Extended Data Figure 2: LIG greenhouse gases, orbital parameters, and RCM climates. | Nature

Extended Data Figure 2: LIG greenhouse gases, orbital parameters, and RCM climates.

From: Contribution of Antarctica to past and future sea-level rise

Extended Data Figure 2

a, Greenhouse gas concentrations9,72 converted to radiative forcing shows the LIG interval (light red bar) and the best opportunity for ice-sheet retreat. b, Summer insulation at 70° latitude in both hemispheres73 (red, south; blue, north) and summer duration at 70° S (black)79 shown over the last 150 kyr, and the two orbital time slices (vertical dashed black lines at 128 kyr ago and 116 kyr ago). c, Table showing the greenhouse gas atmospheric mixing ratios (CO2 in parts per million by volume; CH4 and N2O in parts per billion by volume) and orbital parameters (eccentricity, obliquity, precession) used in the GCM–RCM at the LIG time slices (dashed lines 1 and 2 in a and b), respectively. df, January (warmest monthly mean) differences in 2-m surface air temperature relative to a preindustrial control simulation at 128 kyr ago (d), 116 kyr ago (e), and the present-day (2015) (f).
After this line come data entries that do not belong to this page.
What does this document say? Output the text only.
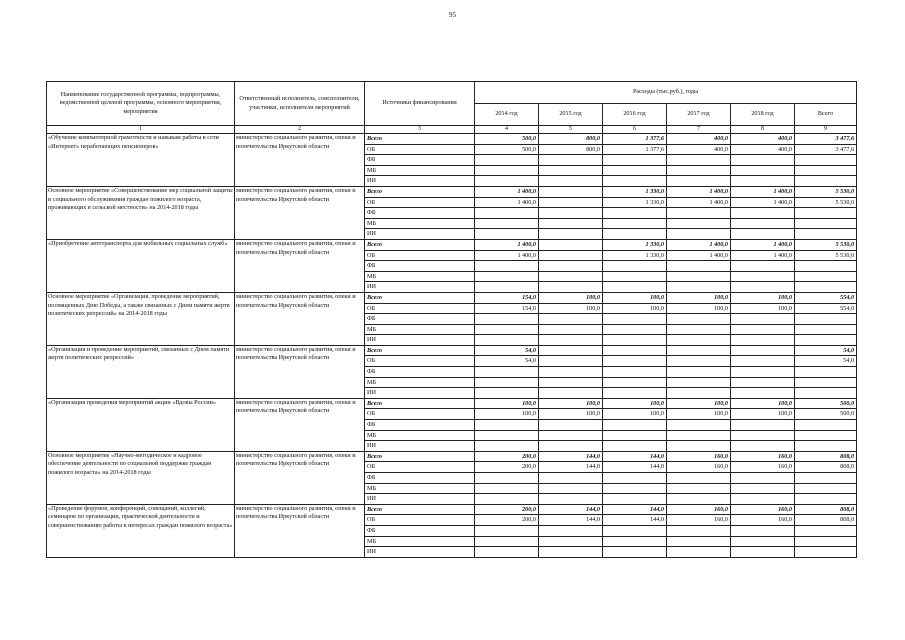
95
Наименование государственной программы, подпрограммы, ведомственной целевой программы, основного мероприятия, мероприятия	Ответственный исполнитель, соисполнители, участники, исполнители мероприятий	Источники финансирования	Расходы (тыс.руб.), годы					
			2014 год	2015 год	2016 год	2017 год	2018 год	Всего
1	2	3	4	5	6	7	8	9

«Обучение компьютерной грамотности и навыкам работы в сети «Интернет» неработающих пенсионеров»	министерство социального развития, опеки и попечительства Иркутской области	Всего	500,0	800,0	1 377,6	400,0	400,0	3 477,6
		ОБ	500,0	800,0	1 377,6	400,0	400,0	3 477,6
		ФБ						
		МБ						
		ИИ						

Основное мероприятие «Совершенствование мер социальной защиты и социального обслуживания граждан пожилого возраста, проживающих в сельской местности» на 2014-2018 годы	министерство социального развития, опеки и попечительства Иркутской области	Всего	1 400,0		1 330,0	1 400,0	1 400,0	5 530,0
		ОБ	1 400,0		1 330,0	1 400,0	1 400,0	5 530,0
		ФБ						
		МБ						
		ИИ						

«Приобретение автотранспорта для мобильных социальных служб»	министерство социального развития, опеки и попечительства Иркутской области	Всего	1 400,0		1 330,0	1 400,0	1 400,0	5 530,0
		ОБ	1 400,0		1 330,0	1 400,0	1 400,0	5 530,0
		ФБ						
		МБ						
		ИИ						

Основное мероприятие «Организация, проведение мероприятий, посвященных Дню Победы, а также связанных с Днем памяти жертв политических репрессий» на 2014-2018 годы	министерство социального развития, опеки и попечительства Иркутской области	Всего	154,0	100,0	100,0	100,0	100,0	554,0
		ОБ	154,0	100,0	100,0	100,0	100,0	554,0
		ФБ						
		МБ						
		ИИ						

«Организация и проведение мероприятий, связанных с Днем памяти жертв политических репрессий»	министерство социального развития, опеки и попечительства Иркутской области	Всего	54,0					54,0
		ОБ	54,0					54,0
		ФБ						
		МБ						
		ИИ						

«Организация проведения мероприятий акции «Вдовы России»	министерство социального развития, опеки и попечительства Иркутской области	Всего	100,0	100,0	100,0	100,0	100,0	500,0
		ОБ	100,0	100,0	100,0	100,0	100,0	500,0
		ФБ						
		МБ						
		ИИ						

Основное мероприятие «Научно-методическое и кадровое обеспечение деятельности по социальной поддержке граждан пожилого возраста» на 2014-2018 годы	министерство социального развития, опеки и попечительства Иркутской области	Всего	200,0	144,0	144,0	160,0	160,0	808,0
		ОБ	200,0	144,0	144,0	160,0	160,0	808,0
		ФБ						
		МБ						
		ИИ						

«Проведение форумов, конференций, совещаний, коллегий, семинаров по организации, практической деятельности и совершенствованию работы в интересах граждан пожилого возраста»	министерство социального развития, опеки и попечительства Иркутской области	Всего	200,0	144,0	144,0	160,0	160,0	808,0
		ОБ	200,0	144,0	144,0	160,0	160,0	808,0
		ФБ						
		МБ						
		ИИ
Simulated austral summer temperatures at 116 kyr ago (e) with relatively high-intensity summer insolation is warmer than the long-duration summer orbit at 128 kyr ago (d), but unlike the Pliocene (Extended Data Fig. 1a), neither LIG climatology is as warm as the present day, producing little to no rain or surface melt on ice-shelf surfaces.